La verdad es que no esperaba que nos lo pasáramos tan bien. Era la primera vez que «bajábamos» al huerto (vivimos cerca de la plaza del Encuentro, así que realmente todo el camino al cole es cuesta abajo… a la ida, claro). Pensé que los niños se cansarían enseguida de ir con la carretilla para arriba y para abajo, de sembrar lentejas y de tomar aperitivos. Ahora que lo pienso, no sé por qué pensé nunca que pudieran cansarse de esto… es como jugar en la playa, pero a lo grande. Y en la playa se les pasan las horas…

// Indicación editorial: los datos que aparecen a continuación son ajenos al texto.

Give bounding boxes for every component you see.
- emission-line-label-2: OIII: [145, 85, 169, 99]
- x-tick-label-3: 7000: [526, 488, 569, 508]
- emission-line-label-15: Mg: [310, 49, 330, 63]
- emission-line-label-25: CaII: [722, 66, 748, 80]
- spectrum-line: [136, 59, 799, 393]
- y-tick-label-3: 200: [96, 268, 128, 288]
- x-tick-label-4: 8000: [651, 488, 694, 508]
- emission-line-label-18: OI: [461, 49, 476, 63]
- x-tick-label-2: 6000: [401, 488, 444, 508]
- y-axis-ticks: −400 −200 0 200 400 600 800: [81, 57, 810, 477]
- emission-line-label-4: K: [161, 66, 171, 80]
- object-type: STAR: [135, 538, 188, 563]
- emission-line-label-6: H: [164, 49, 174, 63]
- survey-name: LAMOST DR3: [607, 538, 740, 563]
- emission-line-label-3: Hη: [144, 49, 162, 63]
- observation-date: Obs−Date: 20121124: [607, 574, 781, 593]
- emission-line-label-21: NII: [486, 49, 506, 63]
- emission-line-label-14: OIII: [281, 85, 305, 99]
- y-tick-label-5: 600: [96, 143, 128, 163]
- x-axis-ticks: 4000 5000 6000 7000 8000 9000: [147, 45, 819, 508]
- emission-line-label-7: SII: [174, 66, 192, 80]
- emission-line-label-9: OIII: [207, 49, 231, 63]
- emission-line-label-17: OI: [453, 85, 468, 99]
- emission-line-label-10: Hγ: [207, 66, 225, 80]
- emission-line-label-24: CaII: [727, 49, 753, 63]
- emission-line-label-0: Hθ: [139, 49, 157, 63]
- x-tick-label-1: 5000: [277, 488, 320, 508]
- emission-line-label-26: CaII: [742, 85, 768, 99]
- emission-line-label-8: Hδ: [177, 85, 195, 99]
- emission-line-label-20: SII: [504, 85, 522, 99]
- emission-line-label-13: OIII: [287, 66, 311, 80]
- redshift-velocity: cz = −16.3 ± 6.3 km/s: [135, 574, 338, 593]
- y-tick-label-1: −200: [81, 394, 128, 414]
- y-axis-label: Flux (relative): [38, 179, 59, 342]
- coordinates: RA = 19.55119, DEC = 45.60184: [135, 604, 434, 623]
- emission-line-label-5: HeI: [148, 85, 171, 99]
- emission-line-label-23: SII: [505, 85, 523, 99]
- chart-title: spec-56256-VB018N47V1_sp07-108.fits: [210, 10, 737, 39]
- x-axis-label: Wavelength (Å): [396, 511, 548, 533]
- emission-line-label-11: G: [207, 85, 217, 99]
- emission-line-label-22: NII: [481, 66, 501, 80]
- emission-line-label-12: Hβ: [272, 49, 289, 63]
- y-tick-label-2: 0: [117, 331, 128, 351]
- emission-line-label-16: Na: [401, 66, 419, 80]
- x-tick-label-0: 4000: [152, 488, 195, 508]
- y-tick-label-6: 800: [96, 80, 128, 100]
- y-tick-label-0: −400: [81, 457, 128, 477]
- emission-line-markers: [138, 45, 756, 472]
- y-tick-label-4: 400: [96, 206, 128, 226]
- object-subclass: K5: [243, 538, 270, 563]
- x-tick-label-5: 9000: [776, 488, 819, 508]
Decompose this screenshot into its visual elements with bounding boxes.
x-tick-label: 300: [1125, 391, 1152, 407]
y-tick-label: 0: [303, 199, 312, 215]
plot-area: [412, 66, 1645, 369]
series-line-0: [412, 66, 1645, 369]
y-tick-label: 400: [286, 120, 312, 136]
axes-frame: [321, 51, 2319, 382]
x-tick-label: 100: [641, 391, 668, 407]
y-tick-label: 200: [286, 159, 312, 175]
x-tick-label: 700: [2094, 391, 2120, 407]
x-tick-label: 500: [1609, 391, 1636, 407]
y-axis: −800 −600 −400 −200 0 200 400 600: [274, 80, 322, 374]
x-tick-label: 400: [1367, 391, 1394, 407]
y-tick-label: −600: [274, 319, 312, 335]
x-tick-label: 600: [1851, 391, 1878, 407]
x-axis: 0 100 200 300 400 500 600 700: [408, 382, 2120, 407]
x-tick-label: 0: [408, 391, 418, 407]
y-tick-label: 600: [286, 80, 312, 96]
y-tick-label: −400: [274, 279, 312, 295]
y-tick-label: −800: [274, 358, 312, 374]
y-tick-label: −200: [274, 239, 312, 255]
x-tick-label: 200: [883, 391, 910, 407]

Realmente el que se lo pasó mejor fui yo, pero no se lo digáis a nadie. Me cansé lo justo, con esa sensación casi placentera que te hace recordar que tienes un cuerpo y no eres un periférico del ordenador; compartí la tarea de planificar, de imaginar cómo sería una cabañita hecha por los chavales, rodeada de frambuesa y moras y otras que dijo Javier, que sabe un rato de todo esto; aprendí qué es eso de la veza y el oxalis… Igual os parece una tontería, pero lo que más me gustó fue hacer avanzar el camino apenas un metro, picando y paleando, y llevando esa tierra oscura, con humus, fresca, al bancal donde ahora está plantada la veza y la lenteja, reemplazando la tierra arenosa, muerta, compactada por años y años de coches aparcados. Era una tarea simple, pero muy reconfortante: poder llevar el sustrato de la vida en una carretilla, poco a poco, al lugar donde se necesita. Sin pensar mucho más.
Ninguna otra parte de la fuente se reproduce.